The background of the study lies in Keys’s application of physiological principles and knowledge to health in a quantitative human biology that he called physiological hygiene. The wartime observations and experiments of Keys and colleagues at Minnesota profoundly changed their thinking about the modifiability, by exercise, calorie restriction, and bed rest, of such presumably immutable attributes as body build and type, circulatory responses, blood pressure, and cholesterol levels.  Moreover, Keys was facile with computation, including regression equations, which extended the groups’ thinking to correlations among individual levels, and then among population levels, of risk attributes, behavior, and disease rates.

Keys states quite simply that in casting about for major researchable issues in biology and disease at the end of World War II, he was particularly impressed with news reports of the epidemic of heart attacks among executives. He promptly set about to study the characteristics of executives in health with the intent to follow them for the risk of later disease. Inadequate in numbers and ranges of variables, the Minnesota Business and Professional Men’s Study became, nevertheless, the pioneer longitudinal epidemiological study of cardiovascular disease.
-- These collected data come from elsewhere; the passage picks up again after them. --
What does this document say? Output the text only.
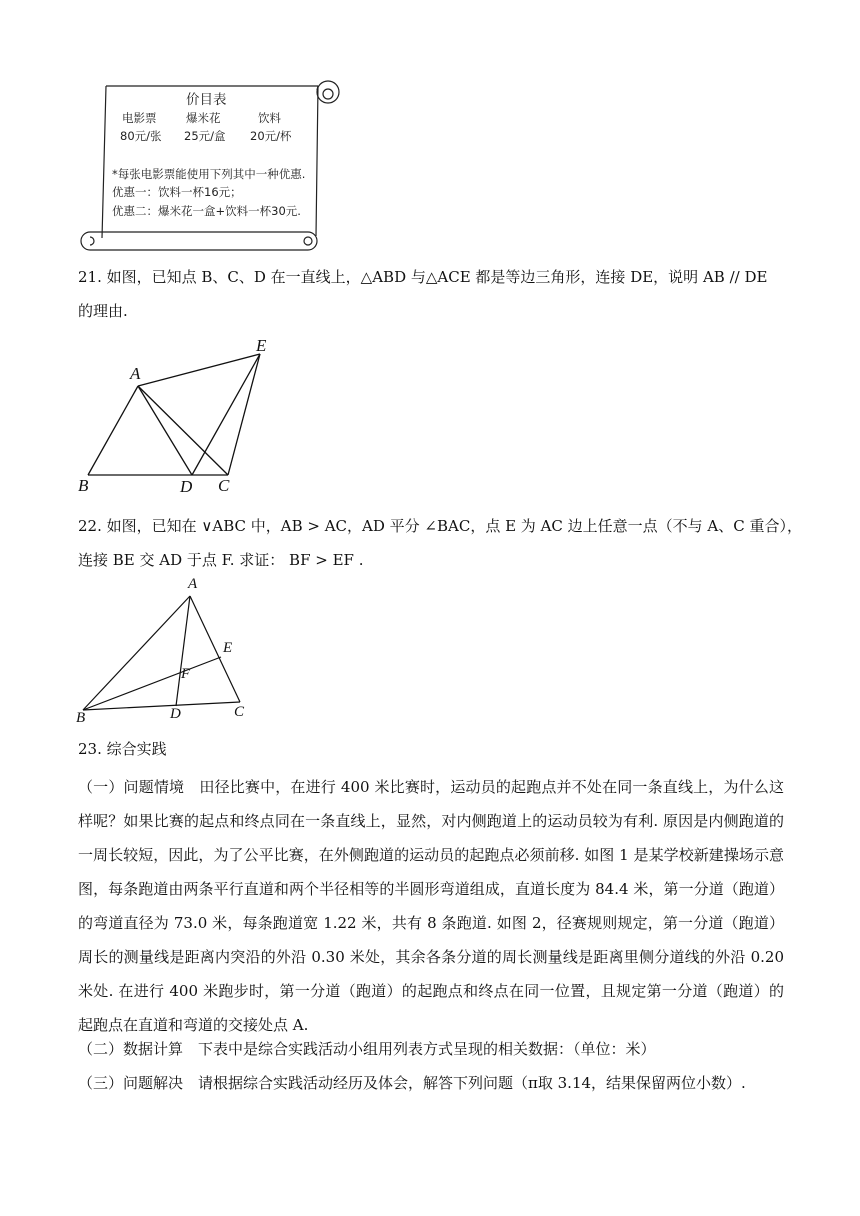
价目表
电影票	爆米花	饮料
80元/张 25元/盒 20元/杯
*每张电影票能使用下列其中一种优惠.
优惠一：饮料一杯16元；
优惠二：爆米花一盒+饮料一杯30元.
21. 如图，已知点 B、C、D 在一直线上，△ABD 与△ACE 都是等边三角形，连接 DE，说明 AB // DE
的理由.
A
B	D C
E
22. 如图，已知在 ∨ABC 中，AB > AC，AD 平分 ∠BAC，点 E 为 AC 边上任意一点（不与 A、C 重合），
连接 BE 交 AD 于点 F. 求证： BF > EF .
A
B	D	C
E
F
23. 综合实践
（一）问题情境　田径比赛中，在进行 400 米比赛时，运动员的起跑点并不处在同一条直线上，为什么这样呢？如果比赛的起点和终点同在一条直线上，显然，对内侧跑道上的运动员较为有利. 原因是内侧跑道的一周长较短，因此，为了公平比赛，在外侧跑道的运动员的起跑点必须前移. 如图 1 是某学校新建操场示意图，每条跑道由两条平行直道和两个半径相等的半圆形弯道组成，直道长度为 84.4 米，第一分道（跑道）的弯道直径为 73.0 米，每条跑道宽 1.22 米，共有 8 条跑道. 如图 2，径赛规则规定，第一分道（跑道）周长的测量线是距离内突沿的外沿 0.30 米处，其余各条分道的周长测量线是距离里侧分道线的外沿 0.20 米处. 在进行 400 米跑步时，第一分道（跑道）的起跑点和终点在同一位置，且规定第一分道（跑道）的起跑点在直道和弯道的交接处点 A.
（二）数据计算　下表中是综合实践活动小组用列表方式呈现的相关数据：（单位：米）
（三）问题解决　请根据综合实践活动经历及体会，解答下列问题（π取 3.14，结果保留两位小数）.
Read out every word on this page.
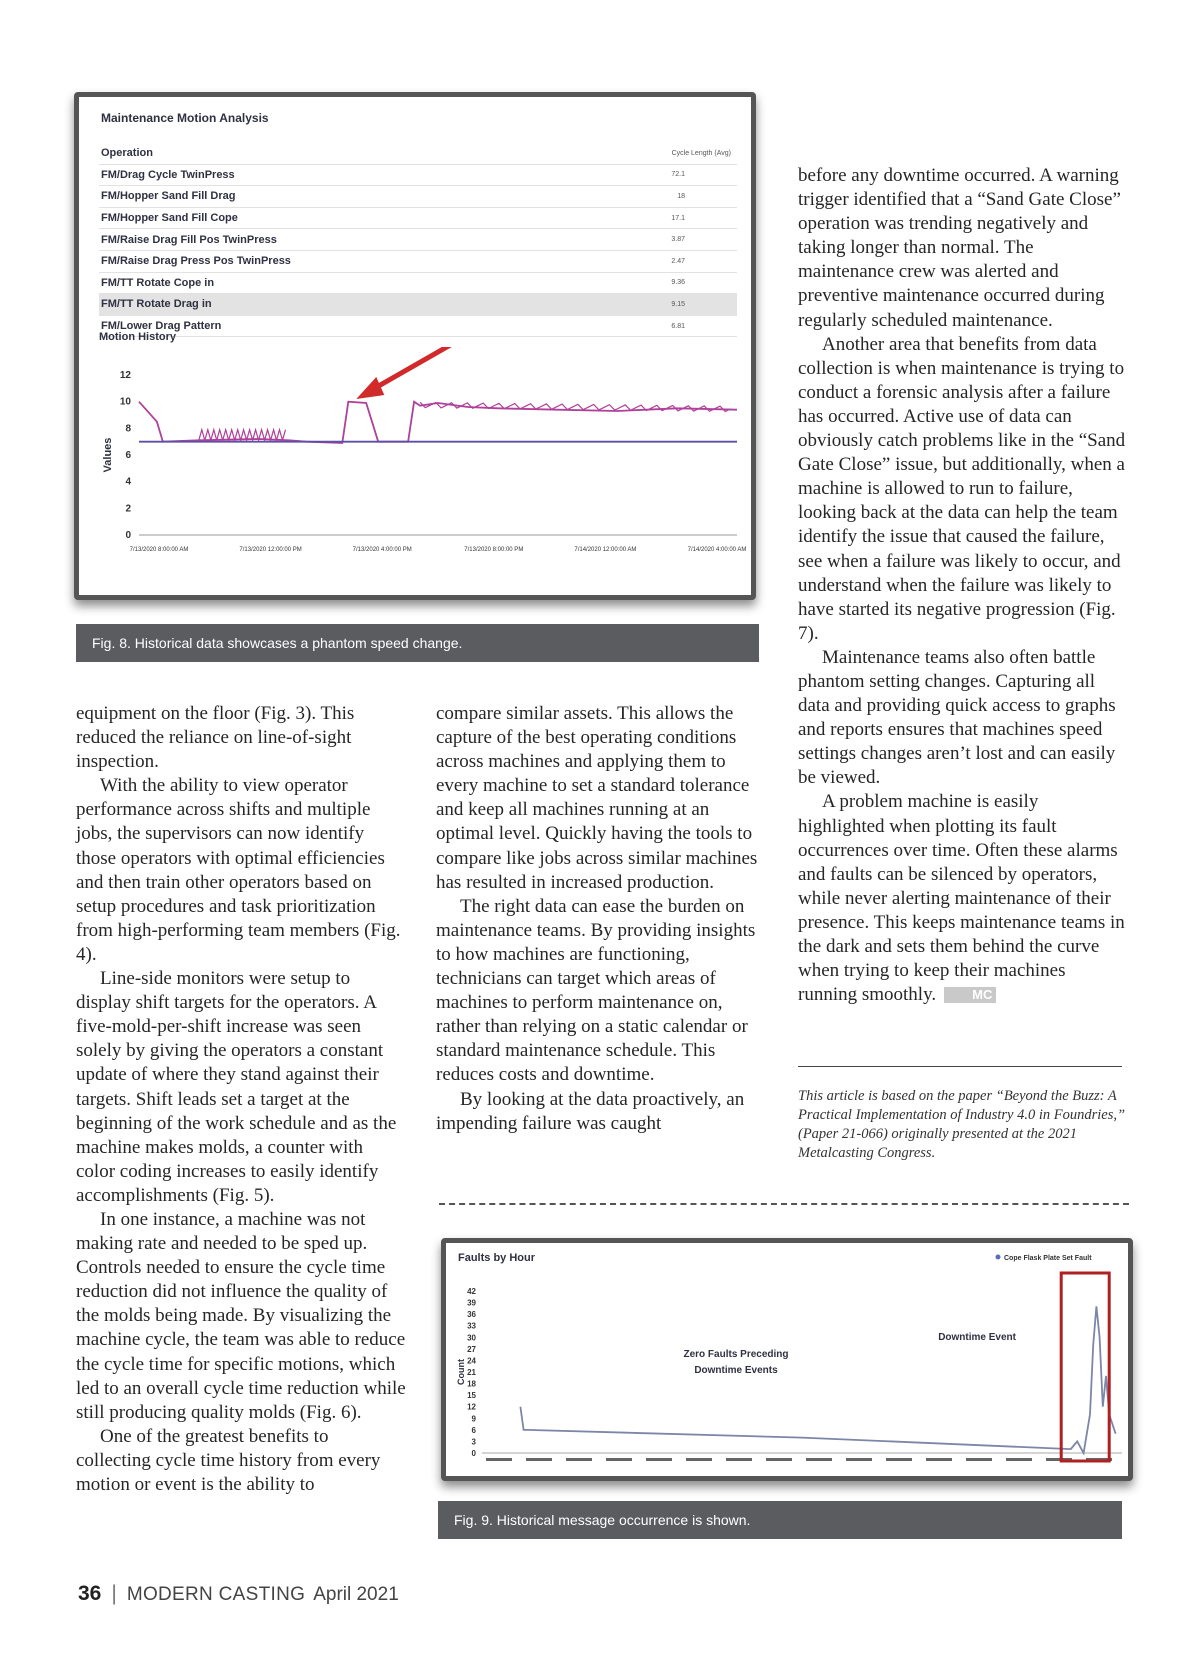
Maintenance Motion Analysis
Operation	Cycle Length (Avg)
FM/Drag Cycle TwinPress	72.1
FM/Hopper Sand Fill Drag	18
FM/Hopper Sand Fill Cope	17.1
FM/Raise Drag Fill Pos TwinPress	3.87
FM/Raise Drag Press Pos TwinPress	2.47
FM/TT Rotate Cope in	9.36
FM/TT Rotate Drag in	9.15
FM/Lower Drag Pattern	6.81
Motion History
Values
0
2
4
6
8
10
12
7/13/2020 8:00:00 AM	7/13/2020 12:00:00 PM	7/13/2020 4:00:00 PM	7/13/2020 8:00:00 PM	7/14/2020 12:00:00 AM	7/14/2020 4:00:00 AM
Fig. 8. Historical data showcases a phantom speed change.

equipment on the floor (Fig. 3). This reduced the reliance on line-of-sight inspection.

With the ability to view operator performance across shifts and multiple jobs, the supervisors can now identify those operators with optimal efficiencies and then train other operators based on setup procedures and task prioritization from high-performing team members (Fig. 4).

Line-side monitors were setup to display shift targets for the operators. A five-mold-per-shift increase was seen solely by giving the operators a constant update of where they stand against their targets. Shift leads set a target at the beginning of the work schedule and as the machine makes molds, a counter with color coding increases to easily identify accomplishments (Fig. 5).

In one instance, a machine was not making rate and needed to be sped up. Controls needed to ensure the cycle time reduction did not influence the quality of the molds being made. By visualizing the machine cycle, the team was able to reduce the cycle time for specific motions, which led to an overall cycle time reduction while still producing quality molds (Fig. 6).

One of the greatest benefits to collecting cycle time history from every motion or event is the ability to

compare similar assets. This allows the capture of the best operating conditions across machines and applying them to every machine to set a standard tolerance and keep all machines running at an optimal level. Quickly having the tools to compare like jobs across similar machines has resulted in increased production.

The right data can ease the burden on maintenance teams. By providing insights to how machines are functioning, technicians can target which areas of machines to perform maintenance on, rather than relying on a static calendar or standard maintenance schedule. This reduces costs and downtime.

By looking at the data proactively, an impending failure was caught

before any downtime occurred. A warning trigger identified that a “Sand Gate Close” operation was trending negatively and taking longer than normal. The maintenance crew was alerted and preventive maintenance occurred during regularly scheduled maintenance.

Another area that benefits from data collection is when maintenance is trying to conduct a forensic analysis after a failure has occurred. Active use of data can obviously catch problems like in the “Sand Gate Close” issue, but additionally, when a machine is allowed to run to failure, looking back at the data can help the team identify the issue that caused the failure, see when a failure was likely to occur, and understand when the failure was likely to have started its negative progression (Fig. 7).

Maintenance teams also often battle phantom setting changes. Capturing all data and providing quick access to graphs and reports ensures that machines speed settings changes aren’t lost and can easily be viewed.

A problem machine is easily highlighted when plotting its fault occurrences over time. Often these alarms and faults can be silenced by operators, while never alerting maintenance of their presence. This keeps maintenance teams in the dark and sets them behind the curve when trying to keep their machines running smoothly.	MC

This article is based on the paper “Beyond the Buzz: A Practical Implementation of Industry 4.0 in Foundries,” (Paper 21-066) originally presented at the 2021 Metalcasting Congress.
Faults by Hour	Cope Flask Plate Set Fault
Count
0
3
6
9
12
15
18
21
24
27
30
33
36
39
42
Zero Faults Preceding
Downtime Events
Downtime Event
Fig. 9. Historical message occurrence is shown.
36 | MODERN CASTING April 2021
The Framingham Study soon did the same, with more adequate numbers.

But it was Keys’s sabbatical year at Oxford, and related travels in 1951-52, that opened his eyes to cultural differences in diet, behavior, and disease risk, and put him in touch with nutritional and clinical scientists beginning to consider such differences. The contrasts they found in risk by social class in Italy, Spain, South Africa, and Japan, set off Keys’s imagination and led to his conceptual formulations of the relation of mass cultural phenomena to the major diseases and their risk. Thus, Keys’s rich preparation and experience led him and us, his colleagues, to a broader view of human biology and health. This was combined with a quick intelligence, clear thinking and writing, and a focused, prodigious energy. All Keys’s background and skills were brought to bear on the Seven Countries Study.

At the same moment in history, opportunities for research grew rapidly with expansion of the review and support role of the National Institutes of Health and of its new National Heart Institute. At this time, Keys’s match-up with great clinicians completed the picture — such leaders as Paul Dudley White of Boston, Vittorio Puddu of Rome, Noboru Kimura of Japan, John Brock of Capetown, Martti Karvonen of Helsinki, and Christ Aravanis of Athens. All saw beyond the clinic and beyond the individual patient to the origins of common diseases in the population and in society.

Keys’s leadership was also crucial to the formulation of ideas into grant proposals, and over the years of the study, to synthesis and preparation of the study’s major monographs. All these attributes and practices were in the best “Old School” tradition. Nowadays, academic practice, at least in epidemiology, is perhaps more conducive to true collaboration, with greater sharing of ideas, responsibilities, publications, and credits. But, just as in the families of old, the patriarch of the Seven Countries Study, Ancel Keys, provided priceless experience, superb careers, and a model of excellence for his fortunate colleagues.

Public health implications

The major result of the Seven Countries Study has been strengthening of the concept of population causes and mass phenomena involved in the genesis of coronary disease, hypertension and stroke. It has contributed to the powerful idea that we are dealing with mass cultural phenomena influencing already widespread individual susceptibility, resulting, where environments are unfavorable, in heavy population rates of disease. This concept has played a central role in the wider population strategy of prevention and health promotion, complementing the traditional medical strategy among high risk individuals. It has stimulated research on population causes, and on community-wide preventive strategies, which now characterize much ongoing research in the epidemiology and prevention of heart and blood vessel diseases. It has provided a sound scientific basis for public health policy on prevention.

For details of the study, I refer you to its major publications, and to my memoir about adventures in the field, On the Trail of Heart Attacks in Seven Countries.